-1

I got a code that uses a lot of left join with many tables. When I run this code, it takes more than an hour to run and at the end it gives error with Sort Execution Failure. So, I am thinking of breaking down that left join in multiple steps but I am not sure how to do it and need your help.

The code is as:

Proc sql;
create table newlib.Final_test as 
SELECT 
POpener.Name as Client,
Popener.PartyId as Account_Number,
Case
  When BalLoc.ConvertedRefNo NE '' then BalLoc.ConvertedRefNo
else BalLoc.Ourreferencenum
End as LC_Number,
BalLoc.OurReferenceNum ,
BalLoc.CnvLiabilityCode as Liability_Code,
POfficer.PartyID as Officer_Num,
POfficer.Name as Officer_Name,
POpener.ExpenseCode,
BalLoc.IssueDate as Issue_Date format=mmddyy10.,
BalLoc.ExpirationDate AS Expiry format=mmddyy10.,
BalLoc.LiabilityAmountBase as Total_LC_Balance,
Case
  When BalLoc.Syndicated = 0 Then BalLoc.LiabilityAmountBase
    else 0
End as SunTrust_Non_Syndicated_Exposure,
Case 
  When BalLoc.Syndicated = 1 and BalLoc.PartOutGroupPkey NE 0 Then    
BalLoc.LiabilityAmountBase
    else 0
  End as SunTrust_Syndicated_Exposure,
Case 
  When BalLoc.Syndicated = 1 and BalLoc.PartOutGroupPkey NE 0 Then   
(BalLoc.LiabilityAmountBase - (BalLoc.LiabilityAmountBase *   
(PParty.ParticipationPercent/100)))
  Else BalLoc.LiabilityAmountBase 
End as SunTrust_Exposure,
Case
  When BalLoc.Syndicated = 1 and BalLoc.PartOutGroupPkey <> 0 Then   
(BalLoc.LiabilityAmountBase  * PParty.ParticipationPercent/100)
  Else 0
End as Exposure_Held_By_Other_Banks,
PBene.Name as Beneficiary_Trustee,
cat(put(input(POpener.ObligorNumber,best10.),z10.),put(input 

   (BalLoc.CommitmentNumber,best10.),Z10.)) as Key,
case
when BalLoc.BeneCusip2 NE ' ' then catx 
('|',Balloc.BeneCusip,Balloc.BeneCusip2)
else BalLoc.BeneCusip
End as Cusip,
Case 
  when balLoc.OKtoExpire = 1 then '0' 
  when balLOc.OKtoExpire=0 and BalLoc.AutoExtTermDays NE 0 then put  
(Balloc.AutoExtTermDays,z3.)
  when balLoc.OKtoExpire=0 and BalLoc.AutoExtTermsMonth NE 0 then put  
(balloc.AutoExtTermsMonth,z3.)
  else '000'
End as Evergreen
Case 
when blf.AnnualRate NE 0 then put(blf.AnnualRate,z7.)
when blf.Amount NE 0 then cats('F',put(blf.amount,z7.))
else 'WAIVE'
End as Pricing,

FROM BalLocPrimary BalLoc
Left JOIN Party POpener on POpener.Pkey = BalLoc.OpenerPkey
Left join PartGroup PGroup on BallOC.PartOutGroupPkey = PGroup.pKey
Left join PartParties PParty ON PGroup.pKey = PParty.PartGroupPkey and   
PParty.ParticipationPercent > 0 and
PParty.combined in
(select PPartParties.All_combined  
from PPartParties /*group by PartGroupPkey, PartyPkey*/)
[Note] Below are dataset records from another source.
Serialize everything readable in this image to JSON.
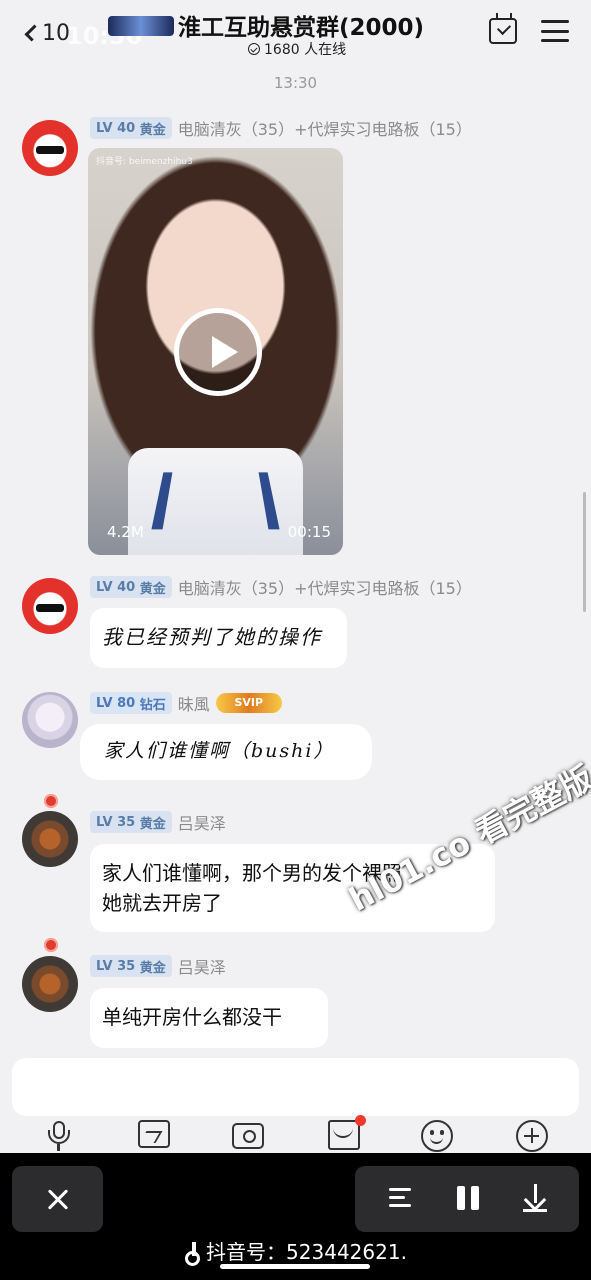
{
  "header": {
    "back_count": "10",
    "status_time": "10:50",
    "title": "淮工互助悬赏群(2000)",
    "online": "1680 人在线"
  },
  "timestamp": "13:30",
  "messages": [
    {
      "level": "LV 40",
      "rank": "黄金",
      "nick": "电脑清灰（35）+代焊实习电路板（15）",
      "type": "video",
      "video": {
        "size": "4.2M",
        "duration": "00:15",
        "watermark": "抖音号: beimenzhihu3"
      }
    },
    {
      "level": "LV 40",
      "rank": "黄金",
      "nick": "电脑清灰（35）+代焊实习电路板（15）",
      "type": "text",
      "text": "我已经预判了她的操作"
    },
    {
      "level": "LV 80",
      "rank": "钻石",
      "nick": "昧風",
      "badge": "SVIP",
      "type": "text",
      "text": "家人们谁懂啊（bushi）"
    },
    {
      "level": "LV 35",
      "rank": "黄金",
      "nick": "吕昊泽",
      "type": "text",
      "text_lines": [
        "家人们谁懂啊，那个男的发个裸照",
        "她就去开房了"
      ]
    },
    {
      "level": "LV 35",
      "rank": "黄金",
      "nick": "吕昊泽",
      "type": "text",
      "text": "单纯开房什么都没干"
    }
  ],
  "overlay_watermark": "hl01.co 看完整版",
  "toolbar": {
    "icons": [
      "microphone-icon",
      "image-icon",
      "camera-icon",
      "red-packet-icon",
      "emoji-icon",
      "plus-icon"
    ],
    "notification_color": "#f0392f"
  },
  "player": {
    "douyin_id": "抖音号：523442621."
  },
  "colors": {
    "background": "#f1f1f3",
    "bubble": "#ffffff",
    "level_badge": "#d8e2f0",
    "accent_red": "#e3312c"
  }
}
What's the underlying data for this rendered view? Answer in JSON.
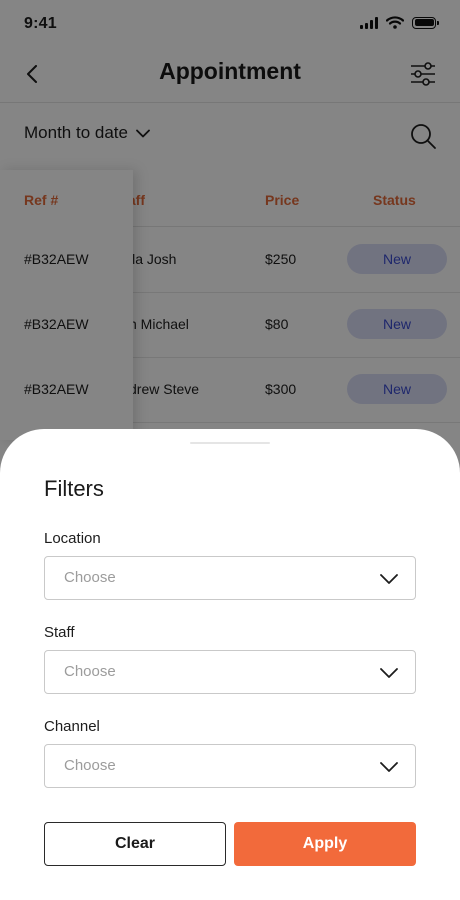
{
  "status_bar": {
    "time": "9:41"
  },
  "header": {
    "title": "Appointment"
  },
  "toolbar": {
    "period": "Month to date"
  },
  "table": {
    "columns": {
      "ref": "Ref #",
      "staff": "Staff",
      "price": "Price",
      "status": "Status"
    },
    "rows": [
      {
        "ref": "#B32AEW",
        "staff_visible": "lla Josh",
        "price": "$250",
        "status": "New"
      },
      {
        "ref": "#B32AEW",
        "staff_visible": "n Michael",
        "price": "$80",
        "status": "New"
      },
      {
        "ref": "#B32AEW",
        "staff_visible": "drew Steve",
        "price": "$300",
        "status": "New"
      }
    ]
  },
  "filters": {
    "title": "Filters",
    "fields": [
      {
        "label": "Location",
        "placeholder": "Choose"
      },
      {
        "label": "Staff",
        "placeholder": "Choose"
      },
      {
        "label": "Channel",
        "placeholder": "Choose"
      }
    ],
    "clear_label": "Clear",
    "apply_label": "Apply"
  },
  "colors": {
    "accent": "#f26a3b",
    "header_text": "#e36a3a",
    "badge_bg": "#d8dcf6",
    "badge_text": "#3b4bd0",
    "overlay": "rgba(0,0,0,0.48)"
  },
  "icons": [
    "back-arrow-icon",
    "filter-sliders-icon",
    "chevron-down-icon",
    "search-icon",
    "signal-icon",
    "wifi-icon",
    "battery-icon"
  ]
}
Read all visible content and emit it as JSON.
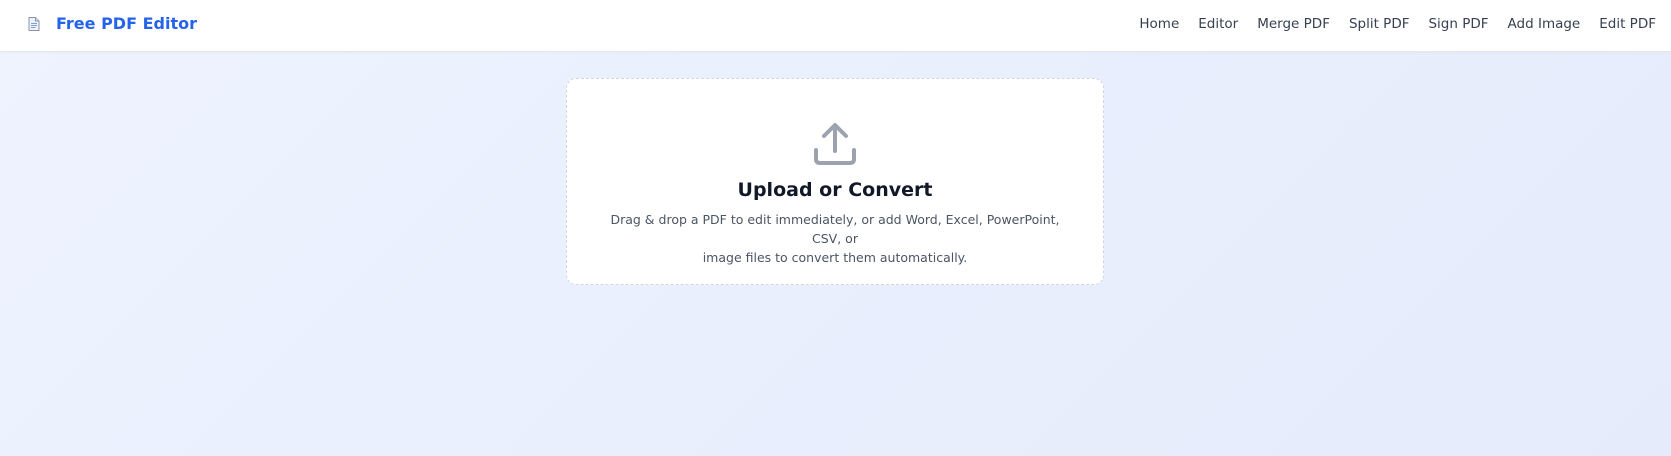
{
  "header": {
    "brand_icon": "document-icon",
    "brand_title": "Free PDF Editor",
    "brand_color": "#2563eb",
    "nav": [
      {
        "label": "Home"
      },
      {
        "label": "Editor"
      },
      {
        "label": "Merge PDF"
      },
      {
        "label": "Split PDF"
      },
      {
        "label": "Sign PDF"
      },
      {
        "label": "Add Image"
      },
      {
        "label": "Edit PDF"
      }
    ]
  },
  "upload": {
    "icon": "upload-icon",
    "title": "Upload or Convert",
    "description_line1": "Drag & drop a PDF to edit immediately, or add Word, Excel, PowerPoint, CSV, or",
    "description_line2": "image files to convert them automatically."
  }
}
Left Join MemExpenseCodes ExpCodes on POpener.ExpenseCode = ExpCodes.Code
Left JOIN Party PBene on PBene.Pkey = BalLoc.BenePkey
Left join Party POfficer on POfficer.Pkey = BalLoc.AccountOfficerPkey 
left join maxfee on maxfee.LocPrimaryPkey = BalLoc.LocPrimaryPkey
left join BalLocFee BLF on BLF.Pkey = maxfee.pkey
Where BalLoc.LetterType not in ('STBA','EXPA', 'FEE',' ') and 
 BalLoc.LiabilityAmountBase > 0 and BalLoc.irdb = 1
;
quit;

Thank you,

Shankar

shankar
  • 63
  • 1
  • 8
  • Hard to say how to improve it without some statistics. How big are these tables? Are they indexed on the join keys? Where's the SELECT part of the query? – Joe Jul 07 '17 at 14:26
  • @Joe; I just added the whole code including the select statement. these tables have rows between 75,000 to 650,000 and the column between 10 to 40. – shankar Jul 07 '17 at 14:38

1 Answers1

0

A few things I would suggest:

1, for each dataset that you reference, keep only the variables you need to join on, or which get used in the SELECT statement. E.g., from your Party dset, it looks like you only need the Pkey field and Name. Therefore when you make your join to that dset, you should use:

Left JOIN Party(keep=Pkey Name) PBene on PBene.Pkey = BalLoc.BenePkey

2, Push your WHERE statement into the FROM statement like so:

FROM BalLocPrimary(where=(LetterType not in ('STBA','EXPA', 'FEE',' ') and 
 LiabilityAmountBase > 0 and irdb = 1)) BalLoc

And make sure the conditions are in the order of most common to least (barring any index that might be on those 3 fields)

3, You are driving off the BalLocPrimary dataset, left joining to everything else. Is that what you really intend? Is it OK that your result set comes back without a Client or Account_Number? Left Joins can be computationally expensive, and the more you can minimize them, the better.

4, Joe asked about indexes on the join fields. You probably should have some. I have found myself referencing this SUGI paper regularly enough to bookmark it. Similarly, you could review the EXPLAIN PLAN from the query to see where it might be bottlenecking. Another SUGI paper would be a good start.

5, You're right that this could (should?) be broken up into multiple steps. That's a good intuition. However the optimal breaks are going to be highly depending on the underlying data, index, and the join paths. So it's hard to prescribe that from the other side of the screen. I think that second paper I linked could give you some good tips on optimization for your specific case.

Amw 5G
  • 659
  • 5
  • 16